Table 2 The Basic Principles of the Pluralist Model of Politics

1.    Power is an attribute of individuals in their relationships with other individual in the process of decision-making. Interest groups are the key to understanding American democracy and the public policy process. It is the competition between interest groups in the governmental process that influences public policy.

2.    Power relationships are not permanent. They are often formed for a particular decision. After the decision is made, the relationships may disappear and may be replaced by another set of power relationships when the next decision is made. These power relationships involve what we think of today as interest groups.

3.    There is not a permanent distinction between the elites and masses.
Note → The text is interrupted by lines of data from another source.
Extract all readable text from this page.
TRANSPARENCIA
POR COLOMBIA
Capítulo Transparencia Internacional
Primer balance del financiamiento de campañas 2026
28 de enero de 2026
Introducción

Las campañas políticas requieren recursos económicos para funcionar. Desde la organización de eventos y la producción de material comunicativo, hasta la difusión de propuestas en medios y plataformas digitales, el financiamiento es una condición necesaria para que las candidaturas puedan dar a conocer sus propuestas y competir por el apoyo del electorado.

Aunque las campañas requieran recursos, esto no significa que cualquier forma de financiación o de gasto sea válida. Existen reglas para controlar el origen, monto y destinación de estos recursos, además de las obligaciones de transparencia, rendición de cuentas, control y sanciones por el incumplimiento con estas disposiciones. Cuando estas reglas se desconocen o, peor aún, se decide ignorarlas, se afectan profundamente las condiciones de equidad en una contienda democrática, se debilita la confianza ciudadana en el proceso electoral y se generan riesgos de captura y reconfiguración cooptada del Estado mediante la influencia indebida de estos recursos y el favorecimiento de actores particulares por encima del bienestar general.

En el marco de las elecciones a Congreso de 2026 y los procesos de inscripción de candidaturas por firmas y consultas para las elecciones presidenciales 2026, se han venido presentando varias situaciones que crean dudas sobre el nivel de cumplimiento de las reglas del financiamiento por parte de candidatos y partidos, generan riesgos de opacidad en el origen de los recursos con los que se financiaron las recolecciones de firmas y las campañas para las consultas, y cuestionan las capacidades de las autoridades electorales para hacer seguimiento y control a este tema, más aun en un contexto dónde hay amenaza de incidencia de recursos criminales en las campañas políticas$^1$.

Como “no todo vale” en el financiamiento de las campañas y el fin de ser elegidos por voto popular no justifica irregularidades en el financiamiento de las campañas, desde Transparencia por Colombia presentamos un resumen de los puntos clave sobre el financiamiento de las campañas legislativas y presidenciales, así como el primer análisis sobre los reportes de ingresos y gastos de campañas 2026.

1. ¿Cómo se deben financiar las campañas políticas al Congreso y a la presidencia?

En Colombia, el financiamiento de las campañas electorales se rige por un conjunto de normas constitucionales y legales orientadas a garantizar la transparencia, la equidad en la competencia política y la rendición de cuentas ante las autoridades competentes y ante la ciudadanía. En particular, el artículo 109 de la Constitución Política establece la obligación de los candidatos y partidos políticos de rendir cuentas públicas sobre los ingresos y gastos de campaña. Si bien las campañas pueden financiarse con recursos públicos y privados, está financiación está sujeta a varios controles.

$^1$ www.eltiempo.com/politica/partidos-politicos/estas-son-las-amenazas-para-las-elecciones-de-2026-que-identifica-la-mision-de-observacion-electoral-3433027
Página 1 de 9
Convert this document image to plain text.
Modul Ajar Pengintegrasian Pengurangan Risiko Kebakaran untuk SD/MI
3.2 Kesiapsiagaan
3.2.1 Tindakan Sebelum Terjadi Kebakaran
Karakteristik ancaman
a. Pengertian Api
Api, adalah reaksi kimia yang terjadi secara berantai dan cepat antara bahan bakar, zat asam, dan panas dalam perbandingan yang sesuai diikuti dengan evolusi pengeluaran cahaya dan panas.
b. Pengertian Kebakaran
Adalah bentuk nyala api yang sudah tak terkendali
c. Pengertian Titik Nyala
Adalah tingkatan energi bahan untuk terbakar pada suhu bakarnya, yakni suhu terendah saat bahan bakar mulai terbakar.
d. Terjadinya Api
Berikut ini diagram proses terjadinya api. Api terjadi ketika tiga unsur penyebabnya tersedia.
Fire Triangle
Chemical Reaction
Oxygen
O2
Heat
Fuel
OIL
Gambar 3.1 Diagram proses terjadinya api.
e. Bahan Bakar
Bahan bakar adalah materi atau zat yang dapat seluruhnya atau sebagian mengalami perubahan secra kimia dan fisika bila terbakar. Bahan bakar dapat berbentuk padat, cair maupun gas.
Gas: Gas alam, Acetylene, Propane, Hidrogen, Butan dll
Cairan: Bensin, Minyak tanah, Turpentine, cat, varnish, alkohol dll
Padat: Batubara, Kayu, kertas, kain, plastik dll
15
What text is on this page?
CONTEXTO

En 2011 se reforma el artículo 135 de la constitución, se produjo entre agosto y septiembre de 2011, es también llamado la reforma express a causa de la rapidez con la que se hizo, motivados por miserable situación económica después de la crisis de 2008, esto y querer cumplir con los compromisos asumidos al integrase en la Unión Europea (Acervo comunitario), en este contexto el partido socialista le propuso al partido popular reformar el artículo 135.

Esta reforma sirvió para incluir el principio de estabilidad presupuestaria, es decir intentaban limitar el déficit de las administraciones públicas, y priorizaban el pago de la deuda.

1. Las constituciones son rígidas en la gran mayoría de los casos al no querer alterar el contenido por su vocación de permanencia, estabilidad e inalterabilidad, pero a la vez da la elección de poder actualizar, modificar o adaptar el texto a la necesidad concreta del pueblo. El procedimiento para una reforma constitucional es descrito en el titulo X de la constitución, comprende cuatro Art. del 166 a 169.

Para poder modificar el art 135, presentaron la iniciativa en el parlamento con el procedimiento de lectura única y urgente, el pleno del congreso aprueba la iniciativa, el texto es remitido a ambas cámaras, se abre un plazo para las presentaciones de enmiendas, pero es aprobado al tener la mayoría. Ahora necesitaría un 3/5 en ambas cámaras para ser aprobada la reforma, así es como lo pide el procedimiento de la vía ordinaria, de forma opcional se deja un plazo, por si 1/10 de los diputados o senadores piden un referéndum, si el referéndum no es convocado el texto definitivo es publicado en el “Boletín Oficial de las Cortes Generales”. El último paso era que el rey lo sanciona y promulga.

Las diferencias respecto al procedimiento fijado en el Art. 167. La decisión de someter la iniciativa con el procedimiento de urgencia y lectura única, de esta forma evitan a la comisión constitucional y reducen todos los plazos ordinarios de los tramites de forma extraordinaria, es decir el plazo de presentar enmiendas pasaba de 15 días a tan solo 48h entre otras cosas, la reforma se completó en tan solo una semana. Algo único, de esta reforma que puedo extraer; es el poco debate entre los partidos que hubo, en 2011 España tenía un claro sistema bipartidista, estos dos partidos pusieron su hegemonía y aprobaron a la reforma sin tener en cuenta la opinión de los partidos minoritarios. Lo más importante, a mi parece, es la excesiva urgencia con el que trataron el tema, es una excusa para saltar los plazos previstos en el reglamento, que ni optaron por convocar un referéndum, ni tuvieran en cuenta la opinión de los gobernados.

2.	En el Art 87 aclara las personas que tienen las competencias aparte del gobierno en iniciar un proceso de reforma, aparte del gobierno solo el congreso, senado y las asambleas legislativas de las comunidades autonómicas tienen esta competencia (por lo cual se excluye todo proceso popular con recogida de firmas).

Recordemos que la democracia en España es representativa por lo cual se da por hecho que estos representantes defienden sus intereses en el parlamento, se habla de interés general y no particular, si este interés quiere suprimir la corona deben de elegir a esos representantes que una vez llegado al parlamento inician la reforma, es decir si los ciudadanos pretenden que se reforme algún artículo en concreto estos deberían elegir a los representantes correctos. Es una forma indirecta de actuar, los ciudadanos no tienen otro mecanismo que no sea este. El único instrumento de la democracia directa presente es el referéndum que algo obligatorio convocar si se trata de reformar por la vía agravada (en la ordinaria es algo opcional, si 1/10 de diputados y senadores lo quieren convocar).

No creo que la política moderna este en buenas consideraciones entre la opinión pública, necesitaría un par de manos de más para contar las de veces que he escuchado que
Individuals who participate in decision making at one time may not be the same individuals who participate in the next decision at a different time. Individuals move in and out of the ranks of decision-makers simply by becoming active or inactive in politics.

4.    Leadership is fluid and mobile. Wealth and social status are assets in politics but are only one of many assets that are part of political power. Elites are elites only in the sense that they hold leadership positions of power, not because of some superiority of social or ruling class. The term "leader" is a better description than the term "elite" for those who hold temporary positions of political power. Power resides in the position more so than with the person. An aristocracy does not govern America.

5.    There are multiple centers and bases of power in society. No single group dominates decision making in all areas.

6.    Considerable competition exists between interest groups.

7.    Public policy reflects the bargains and compromises reached between competing groups.

 

Source: Adapted from James Lester and Joseph Stewart, Jr. Public Policy: An Evolutionary Approach (Belmont, CA: Wadsworth, 2000), pp. 54-55. The original source of these basic descriptions is credited to Thomas Dye and Harmon Zeigler, The Irony of Democracy (Monterey, CA: Brooks/Cole, 1981).

 


Elite & Pluralist Policy Making Models

There are two competing theories about how policy decisions are made in the US.

Read the two tables (above) and decide for yourself which theory is more accurate.

 

1) Rename the two theories:

 

2) Take each of the seven points from each theory and transcribe it into: a graphic image (drawing, sketch, cut and pasted digital image); a 140 character Tweet with hashtag, or a condensed bullet point in your own words.

 

 

 

3) Name the theory you find to be a more accurate description of how policy actually gets made in the US today:

 

4) Choose any one policy area - health care, gun control, tax policy, oil tax, immigration, trade - and decide which theory does the better job of explaining the specific steps and actors (people, groups, institutions) involved in the actual making of policy in the US today. Show your answer in a flow chart, graphic organizer, storyboard, digital image from the internet, or any visual form that would be convincing to a student of US politics.